Love is in the air Friday, May 19 2017 with director Stella Meghie’s Everything, Everything, based on Nicola Yoon’s novel with the same title.
This teen romance takes the genre to a new level, with believable acting, that can attract and maintain a mature audience, while fresh enough to captivate young adults.
The movie follows the unlikely story of Maddy Whittier (Amandala Stenberg), an 18-year old who suffers from SCID (severe combined immunodeficiency disorder), which forces her to live in the protection of a hermetically sealed environment. She daydreams about the scent of fresh air, the sun kissing her face, and the waves lapping against her feet; all experiences she has never had.

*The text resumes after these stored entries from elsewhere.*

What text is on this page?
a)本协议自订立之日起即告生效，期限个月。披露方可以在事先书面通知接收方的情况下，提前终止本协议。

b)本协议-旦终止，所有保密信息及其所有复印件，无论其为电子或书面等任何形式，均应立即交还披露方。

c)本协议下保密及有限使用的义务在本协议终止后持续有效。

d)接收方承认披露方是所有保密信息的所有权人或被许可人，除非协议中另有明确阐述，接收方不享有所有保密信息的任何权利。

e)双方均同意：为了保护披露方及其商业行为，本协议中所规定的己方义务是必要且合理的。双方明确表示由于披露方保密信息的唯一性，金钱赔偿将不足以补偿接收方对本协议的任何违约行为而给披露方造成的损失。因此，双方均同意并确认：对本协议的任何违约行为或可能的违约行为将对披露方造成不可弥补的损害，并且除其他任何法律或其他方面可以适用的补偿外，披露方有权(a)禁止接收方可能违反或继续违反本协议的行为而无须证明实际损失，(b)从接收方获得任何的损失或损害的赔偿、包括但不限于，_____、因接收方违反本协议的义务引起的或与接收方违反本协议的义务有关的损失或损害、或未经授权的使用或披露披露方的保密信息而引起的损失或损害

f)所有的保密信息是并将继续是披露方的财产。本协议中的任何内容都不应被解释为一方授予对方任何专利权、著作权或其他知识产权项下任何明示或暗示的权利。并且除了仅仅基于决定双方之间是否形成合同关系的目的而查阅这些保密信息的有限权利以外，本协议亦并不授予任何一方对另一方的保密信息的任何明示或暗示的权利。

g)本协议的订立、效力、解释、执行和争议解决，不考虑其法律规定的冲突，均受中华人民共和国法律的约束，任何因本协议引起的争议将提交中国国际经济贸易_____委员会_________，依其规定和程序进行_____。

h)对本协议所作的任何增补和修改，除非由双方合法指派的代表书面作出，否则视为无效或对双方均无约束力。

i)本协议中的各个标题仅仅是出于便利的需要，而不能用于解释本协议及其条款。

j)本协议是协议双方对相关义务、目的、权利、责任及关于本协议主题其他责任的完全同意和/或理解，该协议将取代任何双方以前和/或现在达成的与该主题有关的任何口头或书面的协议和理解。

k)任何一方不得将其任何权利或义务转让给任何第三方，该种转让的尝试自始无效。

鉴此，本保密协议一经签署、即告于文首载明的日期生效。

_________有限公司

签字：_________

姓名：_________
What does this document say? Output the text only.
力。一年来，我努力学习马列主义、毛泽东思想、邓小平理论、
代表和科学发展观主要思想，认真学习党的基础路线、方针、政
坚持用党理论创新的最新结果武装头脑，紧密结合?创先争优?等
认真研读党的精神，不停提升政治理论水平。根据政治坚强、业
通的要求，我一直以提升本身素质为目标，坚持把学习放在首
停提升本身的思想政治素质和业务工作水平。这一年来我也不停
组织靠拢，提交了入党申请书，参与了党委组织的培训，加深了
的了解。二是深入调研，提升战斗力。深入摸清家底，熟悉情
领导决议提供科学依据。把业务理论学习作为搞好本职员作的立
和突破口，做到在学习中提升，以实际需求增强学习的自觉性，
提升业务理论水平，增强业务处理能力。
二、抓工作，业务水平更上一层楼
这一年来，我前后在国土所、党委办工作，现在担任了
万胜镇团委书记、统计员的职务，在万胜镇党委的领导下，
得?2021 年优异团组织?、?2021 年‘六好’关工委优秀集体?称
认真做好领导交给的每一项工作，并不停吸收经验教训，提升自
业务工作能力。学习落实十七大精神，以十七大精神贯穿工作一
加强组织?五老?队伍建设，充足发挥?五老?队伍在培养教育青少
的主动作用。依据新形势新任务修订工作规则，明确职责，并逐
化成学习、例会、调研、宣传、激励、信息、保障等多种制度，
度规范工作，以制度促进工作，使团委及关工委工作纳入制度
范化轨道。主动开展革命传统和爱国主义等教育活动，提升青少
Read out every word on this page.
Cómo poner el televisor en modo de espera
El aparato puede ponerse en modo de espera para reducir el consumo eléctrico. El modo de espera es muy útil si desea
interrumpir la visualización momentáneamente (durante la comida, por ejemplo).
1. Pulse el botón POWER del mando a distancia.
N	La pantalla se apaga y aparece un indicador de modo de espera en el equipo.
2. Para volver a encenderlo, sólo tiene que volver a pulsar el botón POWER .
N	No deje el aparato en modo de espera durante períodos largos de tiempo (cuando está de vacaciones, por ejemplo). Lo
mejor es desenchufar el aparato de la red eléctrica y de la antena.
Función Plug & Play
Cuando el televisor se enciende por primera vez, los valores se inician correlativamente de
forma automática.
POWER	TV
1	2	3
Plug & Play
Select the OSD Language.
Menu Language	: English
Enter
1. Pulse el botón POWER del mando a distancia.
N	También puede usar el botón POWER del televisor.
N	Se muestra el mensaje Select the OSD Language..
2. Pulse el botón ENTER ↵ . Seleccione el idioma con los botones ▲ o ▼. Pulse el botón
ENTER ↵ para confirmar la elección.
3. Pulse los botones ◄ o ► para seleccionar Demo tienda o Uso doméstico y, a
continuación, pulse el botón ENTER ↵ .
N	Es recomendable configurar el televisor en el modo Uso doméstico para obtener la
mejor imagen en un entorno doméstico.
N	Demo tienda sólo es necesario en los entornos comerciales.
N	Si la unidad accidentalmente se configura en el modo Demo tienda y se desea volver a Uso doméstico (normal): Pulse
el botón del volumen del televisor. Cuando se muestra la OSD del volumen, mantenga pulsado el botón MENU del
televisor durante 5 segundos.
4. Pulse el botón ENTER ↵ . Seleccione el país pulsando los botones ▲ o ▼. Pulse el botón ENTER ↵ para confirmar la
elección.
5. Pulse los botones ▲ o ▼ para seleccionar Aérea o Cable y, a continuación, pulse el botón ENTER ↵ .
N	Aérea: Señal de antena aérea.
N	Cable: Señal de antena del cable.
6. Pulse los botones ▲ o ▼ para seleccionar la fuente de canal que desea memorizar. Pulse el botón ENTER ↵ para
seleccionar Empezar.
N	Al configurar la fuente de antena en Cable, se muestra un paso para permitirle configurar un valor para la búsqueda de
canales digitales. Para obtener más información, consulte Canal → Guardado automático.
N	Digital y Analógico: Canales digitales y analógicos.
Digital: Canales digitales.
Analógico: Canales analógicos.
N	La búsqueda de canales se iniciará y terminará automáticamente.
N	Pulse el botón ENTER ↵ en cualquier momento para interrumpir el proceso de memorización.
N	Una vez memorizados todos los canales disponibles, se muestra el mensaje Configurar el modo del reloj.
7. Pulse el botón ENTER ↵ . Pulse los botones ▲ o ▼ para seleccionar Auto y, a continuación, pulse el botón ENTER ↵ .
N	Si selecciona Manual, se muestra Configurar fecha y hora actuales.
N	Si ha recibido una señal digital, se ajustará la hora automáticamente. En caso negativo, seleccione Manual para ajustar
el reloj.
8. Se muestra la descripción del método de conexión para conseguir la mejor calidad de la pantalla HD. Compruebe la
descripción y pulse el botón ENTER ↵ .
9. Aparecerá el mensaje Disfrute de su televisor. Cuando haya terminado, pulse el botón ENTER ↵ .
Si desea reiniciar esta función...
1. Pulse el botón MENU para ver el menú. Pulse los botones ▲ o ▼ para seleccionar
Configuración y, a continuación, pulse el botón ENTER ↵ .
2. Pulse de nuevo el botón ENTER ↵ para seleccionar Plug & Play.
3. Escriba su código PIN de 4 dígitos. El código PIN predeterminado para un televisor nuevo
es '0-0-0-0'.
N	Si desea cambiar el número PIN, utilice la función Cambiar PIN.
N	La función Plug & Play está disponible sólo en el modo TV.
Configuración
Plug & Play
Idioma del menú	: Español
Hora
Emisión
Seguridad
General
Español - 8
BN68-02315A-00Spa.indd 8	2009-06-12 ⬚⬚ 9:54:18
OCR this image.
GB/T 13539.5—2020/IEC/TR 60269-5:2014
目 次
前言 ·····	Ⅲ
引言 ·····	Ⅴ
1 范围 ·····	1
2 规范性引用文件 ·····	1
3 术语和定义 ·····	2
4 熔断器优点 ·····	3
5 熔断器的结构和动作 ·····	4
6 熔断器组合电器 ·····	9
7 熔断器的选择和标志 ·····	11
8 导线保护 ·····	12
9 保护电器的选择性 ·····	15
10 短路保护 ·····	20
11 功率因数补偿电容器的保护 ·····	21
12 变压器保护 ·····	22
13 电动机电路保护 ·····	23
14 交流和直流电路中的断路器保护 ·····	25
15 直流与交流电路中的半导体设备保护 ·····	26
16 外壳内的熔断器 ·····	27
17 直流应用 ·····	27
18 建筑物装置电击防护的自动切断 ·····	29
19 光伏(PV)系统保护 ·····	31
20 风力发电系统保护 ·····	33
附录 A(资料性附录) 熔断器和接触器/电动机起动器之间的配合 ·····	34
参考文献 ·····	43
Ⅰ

Her life is routine: online classes, support group via Skype, books, and daily vitals checkup. One maybe reminded of Disney’s Rapunzel, “stuck in the same place I’ve always been.” The amount of people she engages in her real-world is limited to her mother, her nurse, and her nurse’s daughter.
Stenberg, whom some may recognize from The Hunger Games, as Rue, brings the same cleverness and silliness to this character. Although she adds a beautiful mixture of wisdom and naivety one would expect from a bubble girl. The gift audiences are given in watching Maddy live in a stifled environment is her alluring imagination.
With daydreams of vast seas, she transforms every situation into a bright technicolor glow that can only come from someone who truly hungers to appreciate the world around them. Despite having such a vibrant internal life, at first glance, people would only see the sterile appearance of uniformed t-shirt and jeans accompanied with quiet eyes.
Just as Maddy’s yearning for stimulation from the outside world grows, she finds herself falling for the pivotal boy next door, Olly Bright (Nick Robinson). The instant connection between the two is enticing thanks to a hilarious scene involving a bundt cake. This film embraces Maddy’s imagination with her virtual conversations with Olly, giving viewers more hilariously sweet and endearing moments of connectivity.
Yes this movie is a romance based around young love, and yes it’s a rather unreal plot, but this picture has created the balance between ridiculous sloppy love story and heart wrenching tragic romance. This is possible because of the source material, a young adult novel, which utilizes vibrant language to describe longing and desire, as well as disappointment and frustration. All these emotions, and more, can be found in Everything, Everything.
Fans of the novel may enjoy tracing the metaphors and symbolism throughout the movie. From a sealed-off house representative of unspoken hopes, to the mod-style primary color-blocking of Maddy’s outfits as she learns to show her true self.
The realism found in this feature, which is often lacking in love stories, is the evolution of the relationship. Although the two lock eyes, it’s attraction and interest at first sight, not love. Instead their feelings for each other grow from their lack of ability to touch one another. They share thoughts, opinions, dreams, and wishes from each other’s windows.
The honest performance of Stenberg and Robinson provide young love that is present-tense without shoving it into the public’s faces. Whether a fan of the book or looking for a sweet romance coupled with silliness and dynamically vivid cinematographer, Everything, Everything maybe the perfect choice.